In early September 2001, I was happily living in the moment.  I was pregnant with my third child, and although I was still nursing the wounds inflicted by the 2000 Electoral College, I was guardedly optimistic about the future.  Now I am warily living for the future, dreaming of where I will be in September 2011.  I hope to be praying at an interfaith gathering to honor the memories of those who perished on 9/11.  Not because I am a sap who believes that all God’s children must live together in peace.  Rather, because I am a person of faith — faith in God and faith in humanity– who believes that we must learn to heal our broken selves by working together to live in peace.

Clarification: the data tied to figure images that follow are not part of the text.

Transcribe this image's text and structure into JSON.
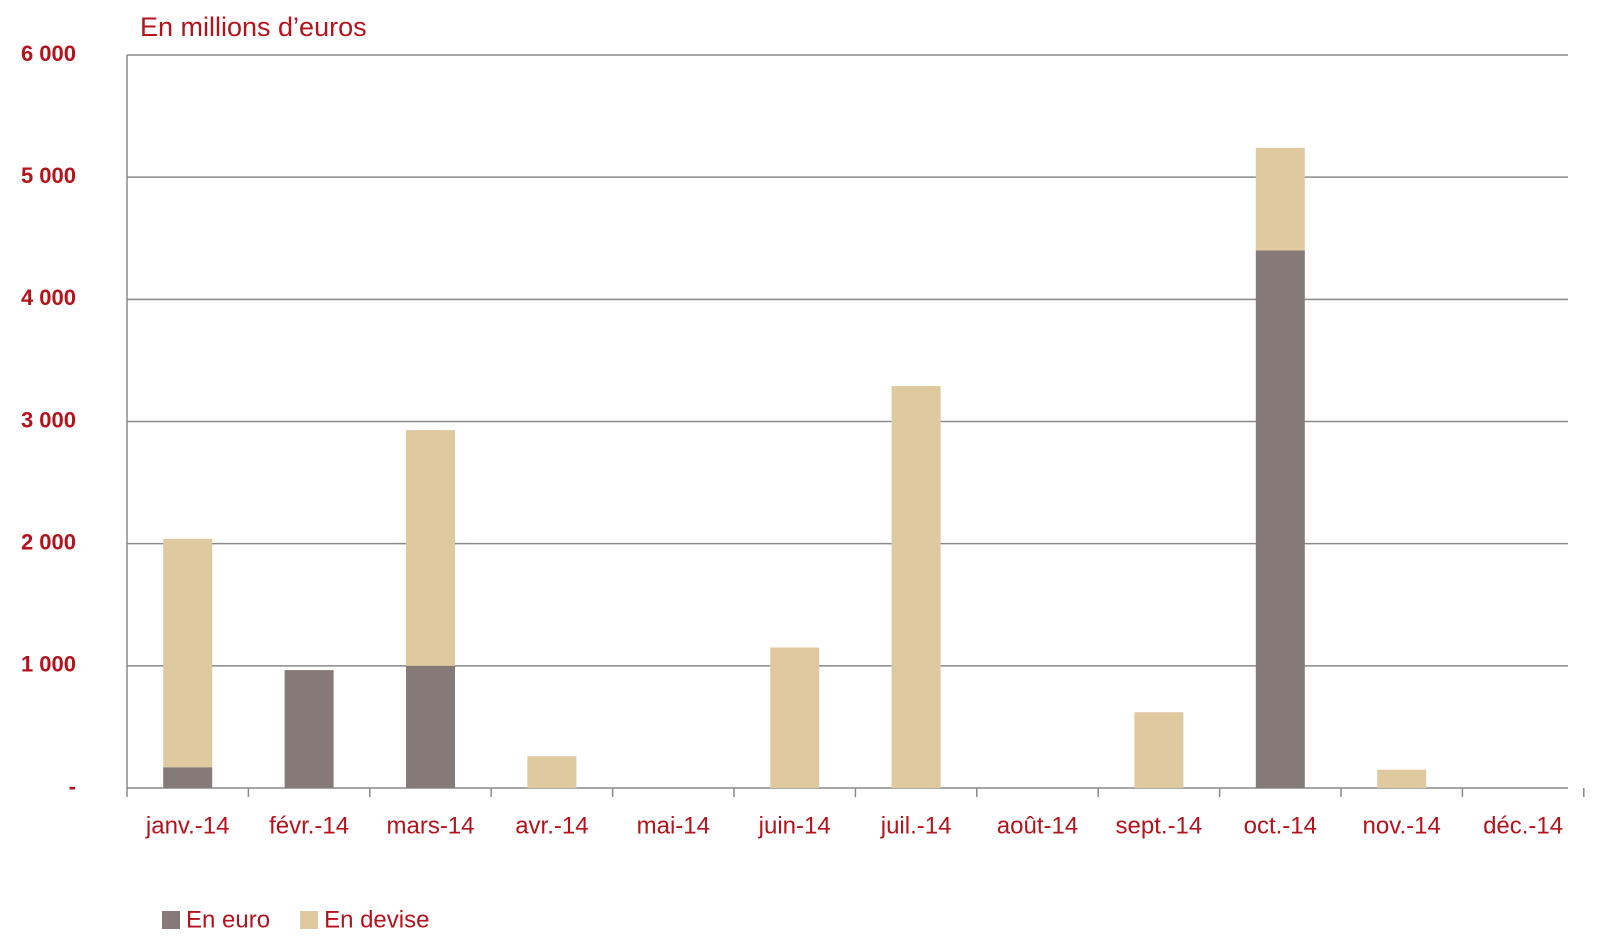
{
  "chart_data": {
    "type": "stacked_bar",
    "title": "En millions d’euros",
    "categories": [
      "janv.-14",
      "févr.-14",
      "mars-14",
      "avr.-14",
      "mai-14",
      "juin-14",
      "juil.-14",
      "août-14",
      "sept.-14",
      "oct.-14",
      "nov.-14",
      "déc.-14"
    ],
    "series": [
      {
        "name": "En euro",
        "color": "#857a77",
        "values": [
          170,
          965,
          1000,
          0,
          0,
          0,
          0,
          0,
          0,
          4400,
          0,
          0
        ]
      },
      {
        "name": "En devise",
        "color": "#dfc99f",
        "values": [
          1870,
          0,
          1930,
          260,
          0,
          1150,
          3290,
          0,
          620,
          840,
          150,
          0
        ]
      }
    ],
    "ylim": [
      0,
      6000
    ],
    "yticks": [
      {
        "value": 0,
        "label": "-"
      },
      {
        "value": 1000,
        "label": "1 000"
      },
      {
        "value": 2000,
        "label": "2 000"
      },
      {
        "value": 3000,
        "label": "3 000"
      },
      {
        "value": 4000,
        "label": "4 000"
      },
      {
        "value": 5000,
        "label": "5 000"
      },
      {
        "value": 6000,
        "label": "6 000"
      }
    ],
    "grid": true
  }
}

I used to discuss these ideas with some of my Jewish friends, but I find that we are no longer united by shared beliefs.  For too many months I have heard the now-familiar refrain, “Where are the moderate Muslims? Why don’t they speak out about the extremists?” But I have barely heard a word about the rising Islamophobia in western countries or about the self-inflicted damage to our own ideals and principles.  When we allow our anxiety to fester and we nurture our grievances against an entire people because of the actions of a few, we hurt ourselves in ways that we rarely acknowledge.
And so I find myself compelled to ask, Where are the moderate Jews, whose grandparents fled countries in Eastern Europe, Russia and the Ukraine to escape rampant Judeophobia, and who arrived in this land of freedom only to be humiliated and censured by their German-American brethren who did not wish to be associated with immigrants? Do we no longer share the collective memory of being reviled that ought to inoculate us against revulsion and pronounced hatred of “the other?” Or do we believe that we have arrived in our safe haven where, no longer defined as “the other,” we are free to despise others?
As I count the remaining months on my fingers from now until September, I see my hands stretch open wide.  I hold them, palms facing upward and fingers splayed, ready to receive God’s forgiveness.  I imagine that God’s loving hands will protect us from ourselves.
I count to ten again and open the book, supporting it with my widespread fingers. The time for procrastination is at an end as I begin reading, careful to keep my mind open wide like my hands. And I pray that God will protect my soft heart.